Света шмыгнула носом, по щекам покатились слёзы.
– Только не реветь! – строго сказал Андрей.
– Тётя Света, не плачьте, мы что-нибудь обязательно придумаем, – заверил Вовка.
– А давайте я на работу в Дом культуры устроюсь? – вмешалась Оксана.
– Кем? – удивился Андрей.
– Художником, у них штатный в запое. Интернатура[17] у меня только в октябре начинается, сейчас всё равно делать нечего.

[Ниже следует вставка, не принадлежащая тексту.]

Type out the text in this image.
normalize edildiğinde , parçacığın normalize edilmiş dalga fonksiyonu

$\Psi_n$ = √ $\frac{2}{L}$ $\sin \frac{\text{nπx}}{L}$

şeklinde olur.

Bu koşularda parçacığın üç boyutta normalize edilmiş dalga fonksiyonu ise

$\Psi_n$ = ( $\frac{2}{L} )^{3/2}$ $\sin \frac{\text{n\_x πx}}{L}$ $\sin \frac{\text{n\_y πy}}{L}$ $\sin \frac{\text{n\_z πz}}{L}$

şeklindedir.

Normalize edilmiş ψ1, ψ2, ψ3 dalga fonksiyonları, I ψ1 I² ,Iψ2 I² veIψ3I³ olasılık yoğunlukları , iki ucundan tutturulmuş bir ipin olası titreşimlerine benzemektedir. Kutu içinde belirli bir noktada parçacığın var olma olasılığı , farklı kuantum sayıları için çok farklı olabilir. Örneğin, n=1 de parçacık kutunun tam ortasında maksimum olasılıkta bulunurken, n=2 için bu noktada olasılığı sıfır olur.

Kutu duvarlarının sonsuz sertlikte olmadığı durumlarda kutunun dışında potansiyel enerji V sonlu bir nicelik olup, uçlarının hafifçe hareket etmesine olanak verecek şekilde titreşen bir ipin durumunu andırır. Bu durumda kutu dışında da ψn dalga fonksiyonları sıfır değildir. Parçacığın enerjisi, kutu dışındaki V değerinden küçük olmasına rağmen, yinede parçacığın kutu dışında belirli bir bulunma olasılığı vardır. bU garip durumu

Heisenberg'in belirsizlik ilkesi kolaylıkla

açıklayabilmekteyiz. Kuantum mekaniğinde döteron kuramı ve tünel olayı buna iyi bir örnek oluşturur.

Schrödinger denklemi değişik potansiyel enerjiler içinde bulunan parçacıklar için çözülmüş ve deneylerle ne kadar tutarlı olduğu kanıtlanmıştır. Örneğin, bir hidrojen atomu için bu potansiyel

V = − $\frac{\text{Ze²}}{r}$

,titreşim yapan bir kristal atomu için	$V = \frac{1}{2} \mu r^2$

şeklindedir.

Андрей задумался. Оксана, в отличие от Остапа Бендера, вполне могла работать художником. До института она закончила художественную школу, и её даже приглашали в Высшее художественное училище в Ленинграде. Но Оксана твёрдо решила, что будет врачом, и не жалела о своём выборе. Умение девушки рисовать портреты не раз помогало в расследованиях[18]. Устроившись на работу в Дом культуры, став «своей», Оксана сможет узнать то, что «чужим» никогда не расскажут. Но если Клава и братья действительно причастны к исчезновению Инги и убийству помощника осветителя…
– Оксана, это может быть опасно.
– Андрюша, я же не буду лезть на рожон. Покручусь в коллективе, пособираю слухи. Ну как?
Три пары глаз уставились на Андрея.
– Хорошо, – сдался он. – Только никакой самодеятельности, все действия предварительно согласуешь со мной!
– Ну конечно, Андрюша. – Оксана обняла мужа, прижалась, поцеловала в щёку. – Куда я без тебя?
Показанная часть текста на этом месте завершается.